Молот и Пять Сердец
Глава 10: Соперницы
На следующий день после выходки Забавы воздух в деревне, казалось, стал плотным и гудел от напряжения. Было ясно, что просто так это не кончится. И развязка случилась там, где и должна была — у кузницы.
Утро выдалось прохладным. Ратибор только-только раздул огонь в горне, когда на пороге появилась Милада. В руках она держала узелок, из которого шел аппетитный пар.
«Здравствуй, Ратибор», — тихо проговорила она, не решаясь войти. — «Я тебе завтрак принесла. Блинов напекла, со свежим творогом».
Ратибор оторвался от работы и кивнул. «Спасибо, Милада. Поставь там, на лавке».
Он уже хотел было вернуться к меху, как раздался насмешливый голос Весняны, подошедшей с другой стороны: «Опять ты его кормишь, голубка? Думаешь, он медведь, что ли, что его медом приманить можно?»
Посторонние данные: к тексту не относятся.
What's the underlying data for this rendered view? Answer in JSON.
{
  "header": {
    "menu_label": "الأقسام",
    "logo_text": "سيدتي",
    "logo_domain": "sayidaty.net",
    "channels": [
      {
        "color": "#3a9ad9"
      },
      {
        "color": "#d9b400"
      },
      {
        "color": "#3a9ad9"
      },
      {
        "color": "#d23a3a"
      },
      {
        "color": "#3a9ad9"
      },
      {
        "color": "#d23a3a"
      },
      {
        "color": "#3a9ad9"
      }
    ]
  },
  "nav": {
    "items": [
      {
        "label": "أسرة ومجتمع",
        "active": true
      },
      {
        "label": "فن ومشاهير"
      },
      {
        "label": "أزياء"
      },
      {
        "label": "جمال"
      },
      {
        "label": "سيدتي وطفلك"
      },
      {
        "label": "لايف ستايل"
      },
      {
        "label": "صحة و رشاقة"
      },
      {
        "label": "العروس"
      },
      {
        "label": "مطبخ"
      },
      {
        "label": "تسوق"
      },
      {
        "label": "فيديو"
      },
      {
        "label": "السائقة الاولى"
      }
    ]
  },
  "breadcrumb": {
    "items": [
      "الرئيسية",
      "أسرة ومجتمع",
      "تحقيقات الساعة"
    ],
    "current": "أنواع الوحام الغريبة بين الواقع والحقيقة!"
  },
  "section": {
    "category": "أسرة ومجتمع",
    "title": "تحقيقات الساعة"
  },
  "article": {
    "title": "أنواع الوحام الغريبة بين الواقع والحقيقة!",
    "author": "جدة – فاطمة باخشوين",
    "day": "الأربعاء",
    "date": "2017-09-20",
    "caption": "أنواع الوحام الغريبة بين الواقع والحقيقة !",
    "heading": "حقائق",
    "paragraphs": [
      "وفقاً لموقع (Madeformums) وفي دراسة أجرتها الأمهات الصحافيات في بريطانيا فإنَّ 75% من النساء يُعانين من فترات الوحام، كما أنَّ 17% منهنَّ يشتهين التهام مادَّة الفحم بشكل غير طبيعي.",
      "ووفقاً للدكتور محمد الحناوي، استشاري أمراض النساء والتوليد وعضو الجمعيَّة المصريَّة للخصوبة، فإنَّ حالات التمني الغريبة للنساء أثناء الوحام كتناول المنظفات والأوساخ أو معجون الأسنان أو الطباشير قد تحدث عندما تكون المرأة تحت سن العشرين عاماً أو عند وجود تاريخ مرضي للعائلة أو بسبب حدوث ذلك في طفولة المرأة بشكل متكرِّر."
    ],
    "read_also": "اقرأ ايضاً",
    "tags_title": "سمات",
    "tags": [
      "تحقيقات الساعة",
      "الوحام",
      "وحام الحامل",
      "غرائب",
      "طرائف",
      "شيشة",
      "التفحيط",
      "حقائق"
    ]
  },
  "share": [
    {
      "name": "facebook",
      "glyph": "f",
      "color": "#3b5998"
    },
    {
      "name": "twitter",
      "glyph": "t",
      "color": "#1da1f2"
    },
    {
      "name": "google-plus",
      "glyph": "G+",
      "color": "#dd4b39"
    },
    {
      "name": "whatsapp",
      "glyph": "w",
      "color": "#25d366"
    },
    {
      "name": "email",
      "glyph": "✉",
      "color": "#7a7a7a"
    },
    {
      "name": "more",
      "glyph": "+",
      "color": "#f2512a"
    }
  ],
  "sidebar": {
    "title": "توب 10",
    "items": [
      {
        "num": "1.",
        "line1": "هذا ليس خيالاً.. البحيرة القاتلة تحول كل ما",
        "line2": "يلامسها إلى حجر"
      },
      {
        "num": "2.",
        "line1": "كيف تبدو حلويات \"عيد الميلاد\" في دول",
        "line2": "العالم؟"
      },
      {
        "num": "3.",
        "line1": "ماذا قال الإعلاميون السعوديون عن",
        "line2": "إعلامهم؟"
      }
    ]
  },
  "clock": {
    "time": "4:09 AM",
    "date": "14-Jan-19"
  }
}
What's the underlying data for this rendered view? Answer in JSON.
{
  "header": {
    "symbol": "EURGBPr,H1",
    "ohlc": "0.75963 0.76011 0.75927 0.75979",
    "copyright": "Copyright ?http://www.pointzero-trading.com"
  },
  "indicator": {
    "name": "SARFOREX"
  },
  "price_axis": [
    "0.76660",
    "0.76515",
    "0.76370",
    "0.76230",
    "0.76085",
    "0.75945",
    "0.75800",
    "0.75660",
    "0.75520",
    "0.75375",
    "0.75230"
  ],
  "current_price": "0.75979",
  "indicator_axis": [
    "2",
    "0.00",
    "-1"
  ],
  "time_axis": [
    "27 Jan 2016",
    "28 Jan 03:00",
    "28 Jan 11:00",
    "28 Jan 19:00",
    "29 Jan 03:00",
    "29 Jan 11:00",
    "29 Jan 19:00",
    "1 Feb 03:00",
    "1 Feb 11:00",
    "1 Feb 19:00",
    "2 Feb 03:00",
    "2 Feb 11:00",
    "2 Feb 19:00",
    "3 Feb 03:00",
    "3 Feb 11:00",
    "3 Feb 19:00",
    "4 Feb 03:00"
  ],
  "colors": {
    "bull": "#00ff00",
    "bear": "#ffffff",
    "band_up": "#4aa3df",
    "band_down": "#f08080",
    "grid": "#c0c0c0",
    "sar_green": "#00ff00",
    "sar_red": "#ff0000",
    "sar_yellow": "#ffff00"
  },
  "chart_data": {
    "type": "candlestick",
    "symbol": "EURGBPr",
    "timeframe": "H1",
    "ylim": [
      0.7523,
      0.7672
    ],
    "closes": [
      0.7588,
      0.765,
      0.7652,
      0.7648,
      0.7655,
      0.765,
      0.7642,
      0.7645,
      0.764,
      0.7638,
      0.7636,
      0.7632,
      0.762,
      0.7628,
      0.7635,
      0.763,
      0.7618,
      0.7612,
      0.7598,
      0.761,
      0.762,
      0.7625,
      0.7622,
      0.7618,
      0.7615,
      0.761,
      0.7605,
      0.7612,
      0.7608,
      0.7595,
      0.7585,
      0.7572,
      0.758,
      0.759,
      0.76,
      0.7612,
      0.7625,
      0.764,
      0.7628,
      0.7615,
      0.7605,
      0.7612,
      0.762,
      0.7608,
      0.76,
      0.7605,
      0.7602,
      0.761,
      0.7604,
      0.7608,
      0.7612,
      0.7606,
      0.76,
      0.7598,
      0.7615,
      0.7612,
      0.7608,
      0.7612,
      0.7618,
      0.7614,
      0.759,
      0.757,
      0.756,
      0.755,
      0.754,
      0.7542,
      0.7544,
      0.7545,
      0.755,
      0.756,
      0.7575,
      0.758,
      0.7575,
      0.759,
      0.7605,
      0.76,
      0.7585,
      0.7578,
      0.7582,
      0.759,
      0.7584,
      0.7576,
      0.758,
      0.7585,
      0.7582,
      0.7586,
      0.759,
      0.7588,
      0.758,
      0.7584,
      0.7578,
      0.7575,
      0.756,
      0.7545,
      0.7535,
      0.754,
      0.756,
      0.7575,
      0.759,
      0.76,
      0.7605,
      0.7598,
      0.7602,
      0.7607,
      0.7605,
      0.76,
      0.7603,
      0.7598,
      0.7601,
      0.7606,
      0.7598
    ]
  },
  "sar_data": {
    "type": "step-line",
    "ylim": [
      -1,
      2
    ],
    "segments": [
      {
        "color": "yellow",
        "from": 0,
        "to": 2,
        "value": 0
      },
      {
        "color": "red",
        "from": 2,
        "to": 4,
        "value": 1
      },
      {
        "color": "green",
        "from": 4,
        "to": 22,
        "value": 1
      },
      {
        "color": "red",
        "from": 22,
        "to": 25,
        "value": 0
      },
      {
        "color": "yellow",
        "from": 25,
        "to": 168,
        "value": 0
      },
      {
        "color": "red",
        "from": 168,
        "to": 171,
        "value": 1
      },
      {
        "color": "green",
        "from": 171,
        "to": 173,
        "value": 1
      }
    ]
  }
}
Весняна несла небольшой глиняный жбан. «Я тебе, кузнец, квасу принесла. Холодного, ядреного. С ним работа веселее пойдет, чем с твоими блинами, Милада».
Милада вспыхнула, но не успела ответить, как к ним присоединилась Забава. Она не несла ничего съестного. В руках у нее был добротный домотканый рушник, чистый и белый.
«Ни жратвой, ни питьем его не взять», — пробасила она, с вызовом глядя на обеих. — «Я тебе, Ратибор, вот, утереться принесла. А то ходишь весь в саже, как леший. Забота мужчине нужна, а не бабьи подношения».
Три девицы стояли у входа, каждая со своим даром, и сверлили друг друга взглядами. Ратибор вздохнул, понимая, что спокойно поработать ему не дадут. Он оперелся на рукоять молота, превратившись в молчаливого зрителя.
Но это были еще не все. По тропинке, прямой и гордой поступью, шла Горислава. В ее руках не было ничего. Ее руки были ее даром — точнее, те дары, что были обещаны ими.
«Слетелись, вороны», — холодно бросила она, останавливаясь напротив троицы. — «Одна с блинами, другая с квасом, третья с тряпкой. Решили милостыней его сердце купить?»
Забава уперла руки в бока. «А ты что принесла, княжна? Свою гордыню непомерную? Ратибор мужик, ему забота нужна, а не твои речи холодные!»
«Ратибору нужна жена, а не служанка, Забава», — парировала Горислава. — «Жена, которая ему ровня, которая дом его сделает первым в деревне, а не та, что будет ему пот вытирать, как конюху. Я предложила ему то, чего ни одна из вас предложить не может — будущее».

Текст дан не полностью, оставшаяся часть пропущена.